In the early 1970s, using her ex-husband's surname and writing under Shokooh Farhang, she participated in the activities of a group of Iranian writers and artists to free political prisoners. This led to their arrest and trial. She, along with many others of this group, were initially sentenced to death. On accepting to plea for pardon on a TV show-trial, she and some other co-defendants were freed after a while. Two of the group's members were executed however and some spent long-term prison sentences in jail.

After regaining her freedom, she began writing again and in 1977 was able to obtain permission to travel abroad. She settled for some time in London but before long returned home to witness the revolution of 1978–1979. After the new regime came to power, she was arrested again and was released only after the intervention of some Human Rights activists, notably Abdolkarim Lahiji of International Federation of Human Rights Leagues.

She returned to London to begin her life in exile in 1980. Her works in this period comprises publishing of a socio-political periodical called Moghāvemat (مقاومت – Resistance), and a socio-literary periodical called Mamnu'e-hā (ممنوعه ها – The Forbiddens). She co-edited the latter with the late Manouchehr Mahjoubi. She also wrote a pamphlet on the historical conditions of Iranian women called Say'r-e nozuli-ye moghe'iyyat-e zan az āghaz tā eslām (سير نزولی موقعيت زن از آغاز تا اسلام – The downward trend of the social status of women from beginning until Islam). Together with Esmail Nooriala, she co-edited a literary magazine called Puyeshgarān (پويشگران – Explorers) for eight years.

She founded the Iranian Women Organization of Great Britain and participated in the foundation of Society for Iranian Writers and Artists in Britain. She also has founded the Center for Iranian Women's Documents and Studies in the United States.

Her first major novel, Bigāneh-yi dar man (بيگانه ای در من – A Stranger Within Me), was published in 1993. Three years later, she published a collection of her short stories Golden Ārk (گلدن آرک – Golden Ark) and in 1987 she wrote and staged a play with feminist themes. The English translation of Bigāneh-yi dar man, A Stranger Within Me, was published in 2000. Her other works have been translated into French, German and Japanese.

She has also published numerous articles on literary and social subjects during her time in the United Kingdom and, now, the US, and has widely travelled and lectured on literary and socio-feminist subjects.

She and her husband, Esmail Nooriala, immigrated to the United States in 1995, where between 2001 and 2005 they produced and hosted two weekly television programs, Kārgāh-e Andisheh (کارگاه انديشه – The Thought Workshop) and Bar Miz-e Tashrih (بر ميز تشريح – On the Operating Table). The main emphasis of these programs were on subjects related to women, human rights and political prisoners.
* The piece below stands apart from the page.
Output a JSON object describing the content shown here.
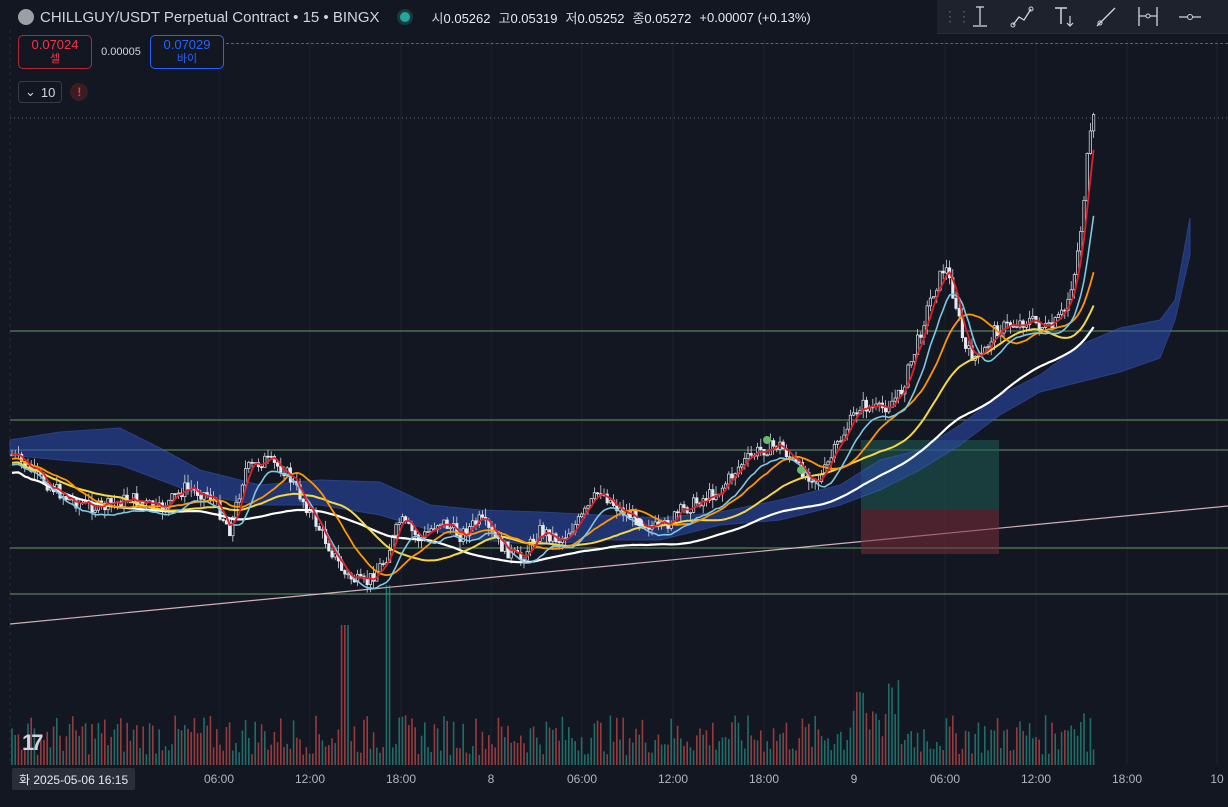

The programs were broadcast via satellite and reached the entire globe, including Iran.

In August 2005, on finding that when Sivand Dam in the Fars province, Iran, became operational, the archaeological sites of the Pasargadae Plains would be inundated, she, together with another individual, founded the International Committee to Save the Archaeological Sites of the Pasargadae Plains, and has since then supervised the activities of its international branches.

==Books==
- Shokooh Mirzadegi, That Stranger Within Me, translated from Persian (بيگانه ای در من – Bigāneh-yi dar man) by Esmail Nooriala, 191 p. (IBEX Publishers, Bethesda, Maryland, 2002). ISBN 0-936347-83-X
- Shokouh Mirzadagui, Par delà le néant, translated from Persian by Ahmad Kamyabi Mask. Paris: Caractères, 1985.